🟥 Saviez-vous que le plus long roman jamais écrit est un chef-d’œuvre français du XVIIᵉ siècle, aujourd’hui presque oublié du grand public ?

Intitulé « Artamène ou le Grand Cyrus », il s’étend sur près de 2,1 millions de mots, répartis en dix volumes publiés entre 1649 et 1653. Un record encore inégalé, et pour cause : cet ouvrage pourrait à lui seul remplir une petite bibliothèque !

Mais derrière cet exploit, une surprise : le véritable génie de ce projet littéraire titanesque n’est pas un homme, comme l’on aurait pu s’y attendre dans une France dominée par les salons masculins. C’est une femme, Madeleine de Scudéry, brillante écrivaine et intellectuelle, qui en est la principale auteure, bien que l’œuvre soit officiellement cosignée par son frère, Georges de Scudéry. À une époque où les femmes avaient à peine le droit de prendre la plume, Madeleine déjoue les conventions, impose sa voix et devient l’une des grandes figures de la littérature précieuse.
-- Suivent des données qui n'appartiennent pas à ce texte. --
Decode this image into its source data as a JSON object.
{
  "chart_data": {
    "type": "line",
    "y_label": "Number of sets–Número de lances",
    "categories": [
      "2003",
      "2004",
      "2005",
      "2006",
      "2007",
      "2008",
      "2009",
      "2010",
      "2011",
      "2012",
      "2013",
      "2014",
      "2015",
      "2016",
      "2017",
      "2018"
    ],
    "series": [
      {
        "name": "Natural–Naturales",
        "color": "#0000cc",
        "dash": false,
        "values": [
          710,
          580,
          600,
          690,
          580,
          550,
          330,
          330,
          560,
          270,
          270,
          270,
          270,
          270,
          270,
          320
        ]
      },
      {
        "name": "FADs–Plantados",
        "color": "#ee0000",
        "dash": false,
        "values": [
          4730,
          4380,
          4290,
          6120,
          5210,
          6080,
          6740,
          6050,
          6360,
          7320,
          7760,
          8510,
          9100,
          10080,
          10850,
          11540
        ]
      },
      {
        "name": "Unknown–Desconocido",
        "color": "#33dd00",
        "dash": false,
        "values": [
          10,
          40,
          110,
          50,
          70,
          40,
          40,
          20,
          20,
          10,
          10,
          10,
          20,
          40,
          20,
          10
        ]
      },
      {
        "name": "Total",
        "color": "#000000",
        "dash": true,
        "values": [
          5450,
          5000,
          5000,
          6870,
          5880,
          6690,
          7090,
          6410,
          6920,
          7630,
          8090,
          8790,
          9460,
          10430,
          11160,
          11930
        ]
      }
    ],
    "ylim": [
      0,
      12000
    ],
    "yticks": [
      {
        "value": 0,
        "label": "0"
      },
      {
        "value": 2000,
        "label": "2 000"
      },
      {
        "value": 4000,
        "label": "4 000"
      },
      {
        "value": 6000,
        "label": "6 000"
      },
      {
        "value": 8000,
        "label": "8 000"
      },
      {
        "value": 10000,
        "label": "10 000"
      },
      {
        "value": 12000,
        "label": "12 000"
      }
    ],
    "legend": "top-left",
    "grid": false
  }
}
Pourquoi « Artamène » fut-il si long ? Il faut imaginer l’époque : sous le règne de Louis XIV, les salons littéraires fleurissent, lieux de conversation raffinée où l’on débat d’amour, de vertu, d’honneur. Les romans de l’époque ne sont pas lus en cachette dans un coin ; ils sont lus à haute voix, chapitre après chapitre, lors de soirées entières. Le roman n’est pas un simple passe-temps : il est un miroir de l’idéal social, une école du comportement, un terrain d’exploration psychologique. Madeleine de Scudéry, avec « Artamène », offre à ces salons un réservoir presque inépuisable de matière à discussion.

Le contenu du roman lui-même est à la hauteur de son ambition : une épopée d’amour, d’honneur et de conquête située dans une Antiquité réinventée, où l’on suit les aventures du vaillant Artamène, identifié plus tard comme Cyrus le Grand. Ce héros idéal traverse des paysages grandioses, sauve des princesses, triomphe de tyrans et se livre à d’interminables débats philosophiques sur l’amitié, l’amour platonique, le devoir.

Mais ce qui rend « Artamène » unique, c’est son incroyable richesse psychologique. Bien avant les romans introspectifs modernes, Madeleine de Scudéry donne à ses personnages une épaisseur rare : ils doutent, ils analysent, ils souffrent. Elle invente même une carte allégorique de l’amour, appelée « La Carte de Tendre », où chaque étape des relations sentimentales est minutieusement cartographiée. Ce chef-d’œuvre de subtilité influencera profondément la manière dont les romanciers représenteront les sentiments dans les siècles suivants.

À sa parution, « Artamène » est un succès phénoménal. Le public, friand de ces longues histoires où la psychologie compte autant que l’action, se jette sur chaque nouveau volume. Les héroïnes, inspirées des grandes dames des salons parisiens, deviennent des modèles de vertu et de raffinement. Le roman devient aussi un terrain de reconnaissance implicite : chacun tente de deviner quel personnage célèbre se cache derrière les héros et héroïnes du récit.

Et pourtant, avec le temps, « Artamène » est tombé dans l’oubli, écrasé par l’évolution des goûts littéraires. À partir du XVIIIᵉ siècle, la mode change : on préfère des récits plus concis, plus réalistes. Ce roman aux proportions gigantesques, jugé trop long, trop précieux, s’éloigne peu à peu des bibliothèques des lecteurs ordinaires.

Mais que reste-t-il aujourd’hui de cette œuvre gigantesque ? Bien plus que son record de longueur : « Artamène » est une fenêtre ouverte sur l’âme d’une époque, une extraordinaire tentative de cartographier les passions humaines. En redonnant à Madeleine de Scudéry la place qu’elle mérite, on redécouvre une pionnière du roman moderne, une femme qui, à une époque d’exclusion féminine, a construit pierre après pierre, mot après mot, l’un des édifices littéraires les plus impressionnants de l’histoire.

Et puis, avouons-le : savoir que le plus long roman jamais écrit n’est ni anglo-saxon, ni contemporain, mais français, écrit par une femme au XVIIᵉ siècle, donne à la littérature française un éclat tout particulier. Un éclat qu’il serait grand temps de remettre en lumière.